The posthuman project is not confined to dystopian visions of implants, social credit systems, a total surveillance state, and the abolition of private property and privacy. It is an ideology which includes the rejection of every meaningful dimension of human experience beyond the self and its desires. The rejection of God, notably by the omission of any mention of Christianity from the constitution of the European Union, is one aspect of the posthuman agenda. Another is moral inversion, which is the result of the abolition of any wider moral framework than individual desire.

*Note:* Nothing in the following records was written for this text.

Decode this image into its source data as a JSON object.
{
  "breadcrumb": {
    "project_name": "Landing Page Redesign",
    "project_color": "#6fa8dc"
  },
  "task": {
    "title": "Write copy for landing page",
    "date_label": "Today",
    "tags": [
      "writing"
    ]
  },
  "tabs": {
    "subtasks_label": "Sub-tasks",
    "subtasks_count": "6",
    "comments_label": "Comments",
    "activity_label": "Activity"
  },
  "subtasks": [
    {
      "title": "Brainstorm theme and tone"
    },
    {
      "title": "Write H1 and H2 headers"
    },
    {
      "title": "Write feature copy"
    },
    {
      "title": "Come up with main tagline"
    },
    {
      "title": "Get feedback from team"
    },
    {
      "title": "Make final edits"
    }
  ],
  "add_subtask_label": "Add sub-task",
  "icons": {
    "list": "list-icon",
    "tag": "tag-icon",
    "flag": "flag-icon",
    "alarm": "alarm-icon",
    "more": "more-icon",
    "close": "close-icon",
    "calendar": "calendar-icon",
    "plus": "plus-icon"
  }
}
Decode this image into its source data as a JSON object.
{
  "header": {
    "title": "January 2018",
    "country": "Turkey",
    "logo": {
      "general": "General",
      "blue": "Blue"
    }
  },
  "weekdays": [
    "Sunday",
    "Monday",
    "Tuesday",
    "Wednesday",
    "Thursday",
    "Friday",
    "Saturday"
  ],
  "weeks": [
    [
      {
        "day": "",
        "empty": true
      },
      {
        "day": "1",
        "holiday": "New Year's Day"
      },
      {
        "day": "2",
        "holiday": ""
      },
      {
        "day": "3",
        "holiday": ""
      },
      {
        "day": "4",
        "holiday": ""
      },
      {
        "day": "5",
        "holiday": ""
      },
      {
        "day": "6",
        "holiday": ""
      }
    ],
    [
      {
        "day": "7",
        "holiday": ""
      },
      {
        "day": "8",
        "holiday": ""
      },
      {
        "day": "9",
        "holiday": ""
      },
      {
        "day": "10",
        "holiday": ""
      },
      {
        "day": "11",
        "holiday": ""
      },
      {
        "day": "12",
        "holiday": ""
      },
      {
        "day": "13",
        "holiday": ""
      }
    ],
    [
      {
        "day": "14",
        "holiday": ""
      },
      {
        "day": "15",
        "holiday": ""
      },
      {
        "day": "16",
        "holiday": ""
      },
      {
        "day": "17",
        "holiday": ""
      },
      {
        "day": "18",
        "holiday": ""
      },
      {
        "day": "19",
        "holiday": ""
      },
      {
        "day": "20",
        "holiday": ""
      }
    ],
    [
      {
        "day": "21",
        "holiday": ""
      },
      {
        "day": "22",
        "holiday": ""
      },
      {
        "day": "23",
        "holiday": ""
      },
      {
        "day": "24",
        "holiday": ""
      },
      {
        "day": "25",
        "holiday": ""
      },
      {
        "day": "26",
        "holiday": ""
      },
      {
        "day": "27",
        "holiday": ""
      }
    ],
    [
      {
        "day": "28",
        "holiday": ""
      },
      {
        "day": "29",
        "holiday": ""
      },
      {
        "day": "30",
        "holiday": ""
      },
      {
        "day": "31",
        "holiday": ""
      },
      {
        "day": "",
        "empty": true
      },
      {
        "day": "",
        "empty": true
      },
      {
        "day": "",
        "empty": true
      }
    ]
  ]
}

The moral decline of the West, and the mental health costs of screen-based socialization, is a genuine crisis of humanity. Rather than being framed as the consequence of a form of governance increasingly reliant on the very technology which is destroying human scale relationships, this is seen by the WEF as an opportunity to usher in a posthuman, cybernetic future involving blanket biometric surveillance and the permanent fusion of humanity with machines.

The origins of the World Economic Forum

The WEF was not the brainchild of Klaus Schwab, but was, like Facebook itself, initially a creation of the U.S. National Security State. The idea of the World Economic Forum emerged from a broader movement of technocratic post-industrial theorists in the late 1960s, whose chief concern was the use of technology to better manage future populations.

It was people such as Henry Kissinger, John Kenneth Galbraith, and Herman Kahn who, through the Nixon-era Council on Foreign Relations, first travelled to Europe with Schwab in 1970 to recruit the future membership of the World Economic Forum. The result was the first European Management Forum, as it was then called. Schwab himself admitted this in a New York Times piece on Davos in 1997:

‘I got John Kenneth Galbraith, Herman Kahn and a few other people I had met in Cambridge to come and explain,’ he said, and with a staff of two secretaries and an assistant he later married, he organized the first European Management Symposium in 1971. It attracted 444 business leaders, each paying a substantial fee.

According to the above article by John Vedmore:

Kissinger would introduce Klaus Schwab to John Kenneth Galbraith at Harvard and, as the 1960s came to a close, Galbraith would help Schwab make the World Economic Forum a reality.

Vedmore noted that Kissinger’s involvement continued:

Years later, Henry Kissinger would make the opening address of the World Economic Forum’s 1980 conference, telling the elites at Davos: ‘For the first time in history, foreign policy is truly global.’

Why Davos?

The WEF meets in Davos, Switzerland. It is the highest town in the Alps, at 1560 metres above sea level. Klaus Schwab reportedly “chose Davos as the home for the annual meeting for the escape from the everyday that the mountains represent in Swiss and German culture, most famously captured in the novel ‘The Magic Mountain.’”

In Thomas Mann’s book, the magic of the mountain is not one of natural beauty but moreover a series of occult themed fantasies taking place in a sanatorium. The novel is set in an isolated refuge from reality, populated by obvious tropes of contemporary society blended with mythological allegories. A kind of safe space, or asylum, it seeks to fuse a fantastical past with the politics of the present, giving form to a future vision of humanity beyond the troubles of the time.

Strange magic

The magic of this mountain is appealing to those casting the spells, but far less so to those on the receiving end of the technological fantasies of the World Economic Forum. It appears to exist to promote a sense of urgent crisis, presenting itself as the necessary remedy. It seeks to solve the problems of humanity by removing much of the human dimension, and promotes a Godless world where the destruction of our way of life is marketed as a positive and breathtaking step into the future. To ascend this magic mountain then is to gain the view of the WEF, which appears to see humanity itself as a problem to be solved.

Many of the concerns of ordinary people do not feature at all in the global risk analysis of the WEF. Most telling is the absence of the WEF itself from the top ten list of causes for concern. In its ambitions, methods, and aims there is arguably a greater existential threat to humanity than any posed by the weather.